RETINAL VASCULITIS ASSOCIATED WITH EPSTEIN-BARR VIRUS INFECTION IN A YOUNG IMMUNOCOMPETENT PATIENT. FIRST COLOMBIAN CASE REPORT

Santiago Sánchez-Pardo^a

Julia Recalde-Reyes^b

Juan Pablo Osorio-Lombana^c

^{^a} Universidad Industrial de Santander - Faculty of Health - Department of Internal Medicine - Bucaramanga - Colombia.

^{^b} Universidad Nacional de Colombia - Bogotá Campus - Faculty of Medicine - Department of Internal Medicine - Bogotá D.C. - Colombia.

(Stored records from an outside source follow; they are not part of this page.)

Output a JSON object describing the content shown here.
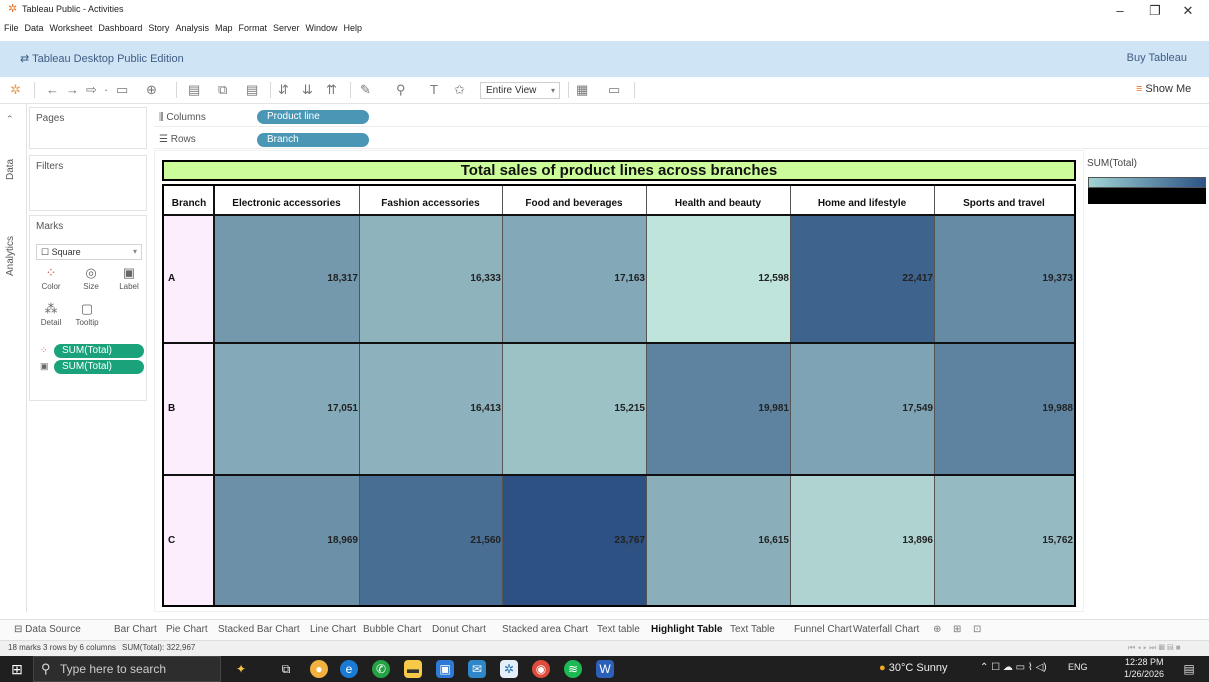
{
  "window": {
    "title": "Tableau Public - Activities"
  },
  "menu": [
    "File",
    "Data",
    "Worksheet",
    "Dashboard",
    "Story",
    "Analysis",
    "Map",
    "Format",
    "Server",
    "Window",
    "Help"
  ],
  "edition": {
    "label": "Tableau Desktop Public Edition",
    "buy": "Buy Tableau"
  },
  "toolbar": {
    "fit": "Entire View",
    "show_me": "Show Me"
  },
  "sidetabs": {
    "data": "Data",
    "analytics": "Analytics"
  },
  "panes": {
    "pages": "Pages",
    "filters": "Filters",
    "marks": "Marks",
    "mark_type": "Square",
    "buttons": {
      "color": "Color",
      "size": "Size",
      "label": "Label",
      "detail": "Detail",
      "tooltip": "Tooltip"
    },
    "pills": [
      "SUM(Total)",
      "SUM(Total)"
    ]
  },
  "shelves": {
    "columns": {
      "label": "Columns",
      "pill": "Product line"
    },
    "rows": {
      "label": "Rows",
      "pill": "Branch"
    }
  },
  "legend": {
    "title": "SUM(Total)",
    "colors": [
      "#9fd3d3",
      "#2d5486"
    ]
  },
  "chart_data": {
    "type": "heatmap",
    "title": "Total sales of product lines across branches",
    "row_header": "Branch",
    "columns": [
      "Electronic accessories",
      "Fashion accessories",
      "Food and beverages",
      "Health and beauty",
      "Home and lifestyle",
      "Sports and travel"
    ],
    "rows": [
      "A",
      "B",
      "C"
    ],
    "values": [
      [
        18317,
        16333,
        17163,
        12598,
        22417,
        19373
      ],
      [
        17051,
        16413,
        15215,
        19981,
        17549,
        19988
      ],
      [
        18969,
        21560,
        23767,
        16615,
        13896,
        15762
      ]
    ],
    "labels": [
      [
        "18,317",
        "16,333",
        "17,163",
        "12,598",
        "22,417",
        "19,373"
      ],
      [
        "17,051",
        "16,413",
        "15,215",
        "19,981",
        "17,549",
        "19,988"
      ],
      [
        "18,969",
        "21,560",
        "23,767",
        "16,615",
        "13,896",
        "15,762"
      ]
    ],
    "color_range": [
      "#bfe4db",
      "#2c5182"
    ]
  },
  "sheet_tabs": {
    "data_source": "Data Source",
    "tabs": [
      "Bar Chart",
      "Pie Chart",
      "Stacked Bar Chart",
      "Line Chart",
      "Bubble Chart",
      "Donut Chart",
      "Stacked area Chart",
      "Text table",
      "Highlight Table",
      "Text Table",
      "Funnel Chart",
      "Waterfall Chart"
    ],
    "active": "Highlight Table"
  },
  "status": {
    "marks": "18 marks",
    "dims": "3 rows by 6 columns",
    "sum": "SUM(Total): 322,967"
  },
  "taskbar": {
    "search_placeholder": "Type here to search",
    "weather": "30°C Sunny",
    "lang": "ENG",
    "time": "12:28 PM",
    "date": "1/26/2026"
  }
}
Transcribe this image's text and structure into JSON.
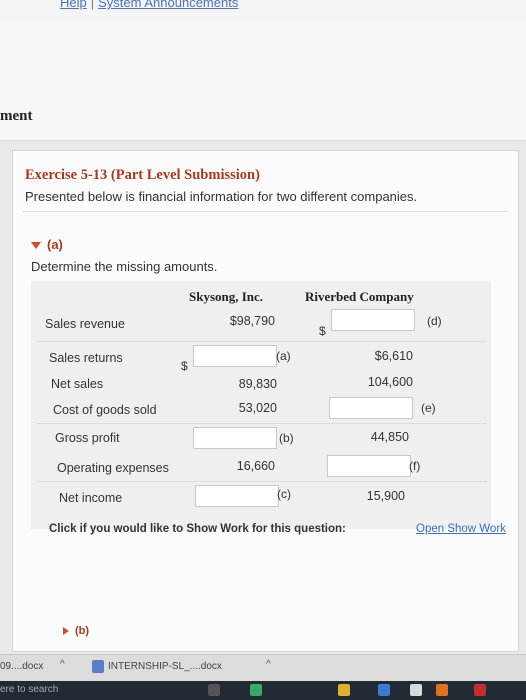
{
  "header": {
    "links": [
      "Help",
      "System Announcements"
    ],
    "page_title_fragment": "ment"
  },
  "exercise": {
    "title": "Exercise 5-13 (Part Level Submission)",
    "subtitle": "Presented below is financial information for two different companies."
  },
  "part_a": {
    "label": "(a)",
    "instruction": "Determine the missing amounts.",
    "columns": [
      "Skysong, Inc.",
      "Riverbed Company"
    ],
    "rows": [
      {
        "label": "Sales revenue",
        "skysong": "$98,790",
        "riverbed_input_letter": "(d)"
      },
      {
        "label": "Sales returns",
        "skysong_input_letter": "(a)",
        "riverbed": "$6,610"
      },
      {
        "label": "Net sales",
        "skysong": "89,830",
        "riverbed": "104,600"
      },
      {
        "label": "Cost of goods sold",
        "skysong": "53,020",
        "riverbed_input_letter": "(e)"
      },
      {
        "label": "Gross profit",
        "skysong_input_letter": "(b)",
        "riverbed": "44,850"
      },
      {
        "label": "Operating expenses",
        "skysong": "16,660",
        "riverbed_input_letter": "(f)"
      },
      {
        "label": "Net income",
        "skysong_input_letter": "(c)",
        "riverbed": "15,900"
      }
    ],
    "dollar_sign": "$",
    "show_work_prompt": "Click if you would like to Show Work for this question:",
    "show_work_link": "Open Show Work"
  },
  "part_b": {
    "label": "(b)"
  },
  "downloads": [
    {
      "name": "09....docx"
    },
    {
      "name": "INTERNSHIP-SL_....docx"
    }
  ],
  "taskbar": {
    "search_text": "ere to search"
  }
}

^{^c} Universidad Nacional de Colombia - Infectious Diseases Service - Bogotá D.C. - Colombia.

RESUMEN

Introducción.

La infección por virus de Epstein-Barr (VEB) suele ser asintomática y persiste durante toda la vida. La afectación ocular es infrecuente, y aunque existen informes de casos, ninguno de ellos proviene de Colombia o Latinoamérica.

Presentación del caso.

Paciente masculino inmunocompetente con vasculitis retiniana unilateral generalizada, con vasos sin sangre temporales e inferonasales en la periferia, hemorragias intrarretinianas, vitritis intensa y desprendimiento de retina. La presencia de VEB se definió con una técnica de reacción en cadena de la poli-merasa en humor vítreo. El paciente recuperó la agudeza visual con el tratamiento oral antiviral convencional.

Discusión.

La afectación ocular asociada con el VEB se describe en pacientes inmunocomprometidos, en especial con infección por virus de inmunodeficiencia humana donde puede haber afectación retiniana. En este caso particular se discute la presencia de esta patología en pacientes inmunocompetentes.

Conclusiones.

La vasculitis retiniana es una entidad rara con mayor asociación a la inmuno-depresión. No existe un algoritmo de diagnóstico de esta enfermedad y la afectación ocular puede ser variable; tampoco existen líneas estándar de tratamiento. La evidencia reportada en el presente caso podría justificar estudios en pacientes seleccionados que muestran un compromiso de la agudeza visual sin una etiología establecida.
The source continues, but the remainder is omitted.